A week ago I read the latest Asylum magazine edition (Autumn 2014, Volume 21, Number 3) focussing on the acutely contested issue of Electroshock (ECT) and its use in mental health care. The key messages of this Asylum edition feature on its front cover:
‘ELECTROSHOCK (ECT) –BRAIN DAMAGE AS THERAPY’ and ‘NO FORCED SHOCK’.
Not long after I had read the latest Asylum edition on ECT, I came across a short commentary from The Journal of ECT (Volume 30, Number 2), published in June 2014 and entitled ‘Celebrating 80 Years of Inducing Brain Seizures as Psychiatric Treatment’.
The author of the commentary is Dr Max Fink. With full awareness of what I perceive as the profound irony of celebrating the induction of ‘brain damage as therapy’, I am presenting the full commentary below:
Celebrating 80 Years of Inducing Brain Seizures as Psychiatric Treatment
Max Fink, MD
The 1927 Nobel Prize for Medicine was awarded for the report that injecting malaria-infected blood remitted neurosyphilis in 3 of 9 patients. That success nurtured the belief that biological antagonisms between medical illnesses could model psychiatric treatments. When the Hungarian neuropathologist Ladislas Meduna found increased gliosis in the brains of epileptic patients and decreases in those with schizophrenia, he saw the illnesses as antagonistic and thought that inducing epileptic seizures might relieve psychosis .
Beginning on January 2, 1934, Meduna induced seizures using intravenous pentylenetetrazol (Metrazol) in long-term hospitalized psychotic patients. By 1937, half the 110 hospitalized schizophrenic patients in whom he had induced seizures had returned to the community. In 1938, seizures using household electric currents replaced Metrazol, not for greater efficacy but wholly for ease of use. By the 1950s, grand mal seizures were being induced in thousands of patients in the main psychiatric treatment centers worldwide .
The psychopharmacological revolution of the 1960s ended electroshock’s hegemony. Physicians discontinued its use. Soon, increasing numbers of medication treatment failures revived interest. Films and stories depicting the sordid conditions in state mental hospitals appalled the public. Widespread belief that electricity caused brain damage and persistent memory loss stigmatized the treatment. State legislatures restricted its use.
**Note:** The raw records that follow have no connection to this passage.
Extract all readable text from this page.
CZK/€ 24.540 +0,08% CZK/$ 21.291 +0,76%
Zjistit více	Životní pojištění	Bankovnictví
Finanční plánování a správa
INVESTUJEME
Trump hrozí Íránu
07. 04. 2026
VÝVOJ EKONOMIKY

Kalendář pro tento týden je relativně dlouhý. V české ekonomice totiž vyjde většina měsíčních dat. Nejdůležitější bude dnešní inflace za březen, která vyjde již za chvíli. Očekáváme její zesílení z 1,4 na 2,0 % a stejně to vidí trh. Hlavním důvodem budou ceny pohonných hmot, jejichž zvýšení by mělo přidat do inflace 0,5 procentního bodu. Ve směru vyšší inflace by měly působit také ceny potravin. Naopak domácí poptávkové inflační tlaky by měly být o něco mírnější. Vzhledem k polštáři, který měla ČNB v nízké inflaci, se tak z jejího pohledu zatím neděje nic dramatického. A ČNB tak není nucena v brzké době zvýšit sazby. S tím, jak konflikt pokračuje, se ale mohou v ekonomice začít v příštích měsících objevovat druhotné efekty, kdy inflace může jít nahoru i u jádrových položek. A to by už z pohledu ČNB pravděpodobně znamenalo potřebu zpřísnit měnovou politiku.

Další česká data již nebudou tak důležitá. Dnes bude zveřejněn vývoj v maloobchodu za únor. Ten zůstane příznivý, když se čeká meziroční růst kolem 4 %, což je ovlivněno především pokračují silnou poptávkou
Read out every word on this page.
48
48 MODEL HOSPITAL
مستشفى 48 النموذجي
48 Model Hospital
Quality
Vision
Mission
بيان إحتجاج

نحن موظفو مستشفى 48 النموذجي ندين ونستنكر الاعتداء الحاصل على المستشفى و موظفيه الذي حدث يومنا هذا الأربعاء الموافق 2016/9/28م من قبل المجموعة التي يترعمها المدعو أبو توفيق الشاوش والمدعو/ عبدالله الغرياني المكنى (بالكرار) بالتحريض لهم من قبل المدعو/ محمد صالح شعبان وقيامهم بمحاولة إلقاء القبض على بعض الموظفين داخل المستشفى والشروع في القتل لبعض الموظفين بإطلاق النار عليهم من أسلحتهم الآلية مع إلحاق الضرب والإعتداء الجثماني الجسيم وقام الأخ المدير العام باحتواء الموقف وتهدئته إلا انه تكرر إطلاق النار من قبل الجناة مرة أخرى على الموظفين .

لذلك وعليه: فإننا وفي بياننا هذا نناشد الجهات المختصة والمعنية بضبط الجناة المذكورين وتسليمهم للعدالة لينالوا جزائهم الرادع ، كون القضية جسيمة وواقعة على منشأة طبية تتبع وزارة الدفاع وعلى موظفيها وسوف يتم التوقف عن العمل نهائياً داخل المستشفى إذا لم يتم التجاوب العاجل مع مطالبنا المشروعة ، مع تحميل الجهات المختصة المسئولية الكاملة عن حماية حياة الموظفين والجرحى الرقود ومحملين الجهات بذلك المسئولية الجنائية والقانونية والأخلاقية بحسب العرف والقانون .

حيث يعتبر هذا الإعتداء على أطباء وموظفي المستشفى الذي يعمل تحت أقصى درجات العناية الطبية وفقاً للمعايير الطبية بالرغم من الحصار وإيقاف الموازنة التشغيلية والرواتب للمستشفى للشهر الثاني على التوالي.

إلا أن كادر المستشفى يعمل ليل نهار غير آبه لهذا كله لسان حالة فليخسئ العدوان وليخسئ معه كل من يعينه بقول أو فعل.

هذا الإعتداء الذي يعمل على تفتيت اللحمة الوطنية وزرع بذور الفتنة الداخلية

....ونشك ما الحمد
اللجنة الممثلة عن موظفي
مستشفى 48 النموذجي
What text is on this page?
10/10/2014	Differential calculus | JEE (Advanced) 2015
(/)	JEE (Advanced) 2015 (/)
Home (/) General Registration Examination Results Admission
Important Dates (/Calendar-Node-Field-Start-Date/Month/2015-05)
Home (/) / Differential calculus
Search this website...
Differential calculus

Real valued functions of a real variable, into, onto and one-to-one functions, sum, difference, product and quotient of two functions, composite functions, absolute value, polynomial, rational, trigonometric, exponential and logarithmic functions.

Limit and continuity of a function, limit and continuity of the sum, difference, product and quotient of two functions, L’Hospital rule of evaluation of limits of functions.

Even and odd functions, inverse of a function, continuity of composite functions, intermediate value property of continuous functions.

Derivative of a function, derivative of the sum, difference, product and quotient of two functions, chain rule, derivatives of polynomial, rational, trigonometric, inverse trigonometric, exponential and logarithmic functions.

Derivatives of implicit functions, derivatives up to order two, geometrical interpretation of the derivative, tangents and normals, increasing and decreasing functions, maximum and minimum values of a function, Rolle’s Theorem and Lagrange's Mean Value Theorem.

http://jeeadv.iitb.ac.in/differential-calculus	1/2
For more than half a century, our research interest focused on minimizing electricity’s hazards. Electrode placement, electricity form, and energy dosing were repeatedly tested; but no modification was without complaint. Magnetic stimulation without seizures did not elicit relief. Nor did stimulation of the vagus nerve or of deep brain nuclei.
Meduna’s hypothesis that seizures, not the method of induction, were the basis for remission was repeatedly verified .Interest in mechanism is again aroused, and many hypotheses are discussed in this number of this Journal. An alternative to electricity using the inhalant anesthetic flurothyl is of renewed interest .
Ladislas Meduna’s demonstration that induced seizures alleviated severe psychiatric disorders was a remarkable medical advance that developed despite universal fears of epilepsy and of electricity. Although little heralded, the remissions of the illnesses of many hundreds of thousands of the severely ill justify the celebration of this remarkable discovery [my emphasis].
1. Meduna L. Autobiography. Convuls Ther. 1985;1:43–57, 121–138.
2. Shorter E, Healy D. Shock Therapy: A History of Electroconvulsive Treatment in Mental Illness. New Brunswick, NJ: Rutgers University
3. Fink M. The seizure, not electricity, is essential in convulsive therapy: the flurothyl experience. J ECT. 2014;30:91–93.